Black, Brown Students See The Problem With Increased School Policing – Why Can’t NC Lawmakers Do The Same?

Demands to keep schools safe after the mass shooting at a Texas elementary school have triggered a call for police presence in schools, but students are demanding the exact opposite.

For some students, having police on campuses does the exact opposite of providing safety, especially for those whose communities have been directly affected by the killings of their loved ones. 

Last year, police killed Andrew Brown Jr. in Elizabeth City while trying to serve warrants. Just this year, in the presence of his kids and wife, the police killed Daniel Turcios, a man who was a victim of a car accident in Raleigh, and four months later police killed Reuel Rodriguez-Nunez, who had just experienced a mental health crisis. 

It is no surprise then that so many students feel uneased by having police officers in schools, but the unease is not only ignited by things students see or hear on TV. Since 2020, a group of students have been pushing for the removal of police officers from school campuses and advocating for more funding for school counselors. According to the Associated Press, Malika Mobley, a high school senior and President of the Wake County Black Student Coalition, witnessed on her way home from school police officers detaining some of her classmates, who were being pushed into a police vehicle. She mentioned that they were crying and begging the officers to stop. “They were crying, ‘Why are you doing this to me? I didn’t do anything,’” Mobley said. 

Police presence in school is not a solution in the students’ eyes. Too many tragedies are perpetuated by the police, which causes marginalized people to not feel safe around police. In Mobley’s own words, “we don’t see police presence as part of the solution.”

School Resource officers have the responsibility to build relationships and trust with young students, however, Black and Brown students are more likely to have a negative interaction with police officers, said Katherine Dunn, Director of the Opportunity to Learn program at the Advancement Project. According to the Advancement Project, since 2007 there have been 200 cases of police officers assaulting students.

A study of the law’s impact by Professor F. Chris Curran at the University of Florida found that when there is more police in schools, there are more arrests and more reported behavioral incidents. Professor Curran mentioned that there is a need for a deep conversation about the benefits, but also the unintended consequences, of having police in schools, and about the potential increase in student incarceration and racial disparities.

Having police in schools doesn’t always guarantee there will not be violence or guns in schools or that the officers will stop the perpetrator. A clear example is the newly found guns at a Charlotte-Mecklenburg campus last week. There were yet two more guns found this time, raising the number to 30 guns found this year, surpassing the 22 found last year. The implementation of body scanners at high school entrances and anonymous reporting system to denounce potential risks was not enough to bring down the amount of guns brought to school, and actually coincided with the return to in-person classes and with the surge in teen-related gun violence. 

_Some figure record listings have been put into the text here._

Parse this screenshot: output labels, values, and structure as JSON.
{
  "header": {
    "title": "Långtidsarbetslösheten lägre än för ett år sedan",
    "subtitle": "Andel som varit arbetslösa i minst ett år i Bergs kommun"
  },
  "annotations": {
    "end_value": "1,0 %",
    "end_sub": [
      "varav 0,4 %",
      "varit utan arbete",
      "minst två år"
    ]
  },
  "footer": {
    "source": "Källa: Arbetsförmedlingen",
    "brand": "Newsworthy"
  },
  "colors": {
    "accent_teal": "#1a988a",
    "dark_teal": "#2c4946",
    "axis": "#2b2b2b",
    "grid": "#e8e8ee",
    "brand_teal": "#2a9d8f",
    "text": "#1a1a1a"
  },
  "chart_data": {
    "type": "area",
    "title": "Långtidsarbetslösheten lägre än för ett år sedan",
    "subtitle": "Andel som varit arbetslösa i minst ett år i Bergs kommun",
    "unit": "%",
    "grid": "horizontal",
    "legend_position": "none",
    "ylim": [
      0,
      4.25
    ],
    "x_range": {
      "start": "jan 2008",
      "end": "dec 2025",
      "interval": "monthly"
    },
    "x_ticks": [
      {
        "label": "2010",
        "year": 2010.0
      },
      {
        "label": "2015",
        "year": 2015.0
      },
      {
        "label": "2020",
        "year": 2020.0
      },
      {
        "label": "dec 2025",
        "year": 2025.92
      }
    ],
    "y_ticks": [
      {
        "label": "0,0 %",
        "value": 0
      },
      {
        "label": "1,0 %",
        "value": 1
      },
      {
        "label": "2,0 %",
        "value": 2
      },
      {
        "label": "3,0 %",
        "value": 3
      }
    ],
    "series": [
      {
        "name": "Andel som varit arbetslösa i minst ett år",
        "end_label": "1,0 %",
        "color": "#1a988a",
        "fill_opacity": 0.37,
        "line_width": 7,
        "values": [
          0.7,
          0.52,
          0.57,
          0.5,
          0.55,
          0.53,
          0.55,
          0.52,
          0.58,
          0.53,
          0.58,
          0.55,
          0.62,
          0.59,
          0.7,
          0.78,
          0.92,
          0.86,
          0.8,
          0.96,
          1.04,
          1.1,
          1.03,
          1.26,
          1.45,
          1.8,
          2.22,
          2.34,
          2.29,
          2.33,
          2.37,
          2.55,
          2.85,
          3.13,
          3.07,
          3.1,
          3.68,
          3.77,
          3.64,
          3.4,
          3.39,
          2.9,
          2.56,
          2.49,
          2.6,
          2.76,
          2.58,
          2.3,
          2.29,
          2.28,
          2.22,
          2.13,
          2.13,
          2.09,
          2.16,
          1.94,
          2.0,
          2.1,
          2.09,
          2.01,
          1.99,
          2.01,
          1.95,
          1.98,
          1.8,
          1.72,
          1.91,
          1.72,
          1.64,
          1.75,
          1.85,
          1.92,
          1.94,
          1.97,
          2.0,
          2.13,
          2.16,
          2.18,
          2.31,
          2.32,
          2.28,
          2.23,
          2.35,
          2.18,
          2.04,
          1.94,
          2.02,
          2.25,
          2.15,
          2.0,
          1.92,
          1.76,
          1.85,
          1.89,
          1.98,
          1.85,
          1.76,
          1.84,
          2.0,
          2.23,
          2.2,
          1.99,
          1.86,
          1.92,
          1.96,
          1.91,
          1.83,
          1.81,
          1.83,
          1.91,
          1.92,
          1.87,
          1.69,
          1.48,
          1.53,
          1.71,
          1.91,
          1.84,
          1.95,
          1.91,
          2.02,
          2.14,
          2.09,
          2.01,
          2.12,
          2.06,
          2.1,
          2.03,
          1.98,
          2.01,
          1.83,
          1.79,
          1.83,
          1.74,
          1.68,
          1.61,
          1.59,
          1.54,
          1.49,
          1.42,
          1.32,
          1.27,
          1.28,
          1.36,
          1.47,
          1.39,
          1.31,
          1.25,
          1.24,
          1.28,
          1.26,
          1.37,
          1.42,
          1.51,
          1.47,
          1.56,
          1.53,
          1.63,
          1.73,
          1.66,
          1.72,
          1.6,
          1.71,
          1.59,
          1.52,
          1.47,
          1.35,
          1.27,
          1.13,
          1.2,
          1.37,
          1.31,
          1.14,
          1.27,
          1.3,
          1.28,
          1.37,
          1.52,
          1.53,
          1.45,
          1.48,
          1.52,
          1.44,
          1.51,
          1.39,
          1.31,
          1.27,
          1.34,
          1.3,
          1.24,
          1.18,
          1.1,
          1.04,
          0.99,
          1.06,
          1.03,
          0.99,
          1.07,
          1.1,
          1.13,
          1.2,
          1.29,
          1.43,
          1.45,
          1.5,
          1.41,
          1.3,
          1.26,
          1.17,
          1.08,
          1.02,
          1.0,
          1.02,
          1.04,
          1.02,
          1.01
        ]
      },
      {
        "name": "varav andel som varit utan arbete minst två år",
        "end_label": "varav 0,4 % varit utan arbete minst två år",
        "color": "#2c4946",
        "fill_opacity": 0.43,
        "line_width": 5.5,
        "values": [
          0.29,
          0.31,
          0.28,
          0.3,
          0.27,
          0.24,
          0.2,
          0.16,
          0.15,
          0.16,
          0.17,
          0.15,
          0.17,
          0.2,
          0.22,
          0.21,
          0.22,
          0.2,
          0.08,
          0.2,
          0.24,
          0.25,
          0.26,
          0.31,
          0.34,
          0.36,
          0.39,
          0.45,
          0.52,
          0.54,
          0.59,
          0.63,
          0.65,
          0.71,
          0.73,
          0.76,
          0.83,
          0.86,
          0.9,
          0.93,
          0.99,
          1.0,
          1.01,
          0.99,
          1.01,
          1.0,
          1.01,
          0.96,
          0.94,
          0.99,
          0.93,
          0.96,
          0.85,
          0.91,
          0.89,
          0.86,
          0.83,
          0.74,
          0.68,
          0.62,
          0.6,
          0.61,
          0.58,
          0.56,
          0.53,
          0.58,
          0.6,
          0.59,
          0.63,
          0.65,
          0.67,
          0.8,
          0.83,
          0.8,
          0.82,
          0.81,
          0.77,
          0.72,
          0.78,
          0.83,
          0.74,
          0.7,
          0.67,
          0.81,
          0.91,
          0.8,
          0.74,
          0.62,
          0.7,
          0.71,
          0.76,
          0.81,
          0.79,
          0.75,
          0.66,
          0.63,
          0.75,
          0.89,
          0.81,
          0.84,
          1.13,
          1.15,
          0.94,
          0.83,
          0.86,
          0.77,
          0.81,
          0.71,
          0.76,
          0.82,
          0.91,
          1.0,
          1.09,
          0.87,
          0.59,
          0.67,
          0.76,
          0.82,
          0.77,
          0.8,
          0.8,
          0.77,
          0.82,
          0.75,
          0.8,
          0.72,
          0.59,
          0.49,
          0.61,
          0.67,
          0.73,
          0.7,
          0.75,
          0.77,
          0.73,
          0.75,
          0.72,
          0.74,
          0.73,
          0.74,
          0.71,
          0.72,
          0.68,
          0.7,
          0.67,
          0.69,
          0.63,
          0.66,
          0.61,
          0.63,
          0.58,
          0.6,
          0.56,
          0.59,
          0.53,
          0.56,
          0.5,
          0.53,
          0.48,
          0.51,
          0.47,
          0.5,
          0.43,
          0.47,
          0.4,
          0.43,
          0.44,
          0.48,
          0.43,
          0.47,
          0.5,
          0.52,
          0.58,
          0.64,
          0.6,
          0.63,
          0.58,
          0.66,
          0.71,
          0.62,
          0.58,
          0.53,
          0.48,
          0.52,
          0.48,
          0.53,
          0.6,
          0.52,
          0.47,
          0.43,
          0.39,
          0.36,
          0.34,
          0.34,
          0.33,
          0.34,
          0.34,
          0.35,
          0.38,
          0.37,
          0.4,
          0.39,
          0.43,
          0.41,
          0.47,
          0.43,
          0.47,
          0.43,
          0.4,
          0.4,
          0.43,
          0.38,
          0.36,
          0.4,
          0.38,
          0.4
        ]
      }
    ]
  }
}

The National Association of School Resource Officers highlighted the importance of having “a carefully selected, specifically trained SRO on its campus whenever school is in session,” but at the same time rejected criticism that having armed police on school campuses repeatedly results in Black and brown students being disproportionately arrested and punished, leading to the school-to-prison pipeline. 

Like most of the country after the incidents in Texas, North Carolina is also increasing the amount of officers in schools, something that the campaign led by The Wake County Black Student Coalition wants to change. This goal didn’t come out of nowhere, but in fact started with stories they heard from students. 

Chalina Morgan-Lopez, a high school senior and co-President of the student group mentioned an incident from 2017 where an SRO officer was filmed lifting up a young Black girl and slamming her to the ground. Morgan-Lopez told the Associated Press, “I think it’s a reasonable response to want more officers in schools, especially from people who genuinely do feel protected by law enforcement, even though that’s not my lived experience,” Morgan-Lopez said. “But I think people need to take into account… that officers do in fact do more harm than they do good.”

At the end of the day, although the gun problem can be seen from different angles, the lives of Brown and Black students are always at the forefront of the issue. They are the victims of both the perpetrators of gun violence at schools, and of the failed but continued policing solution that creates unintended consequences, such as increased racial disparities and teen incarceration. Young people are no longer quiet and they are seeing the problem clearly – imposed force is not the solution, but the problem. 

Let’s hope gun-loving state lawmakers will soon come to that realization as well.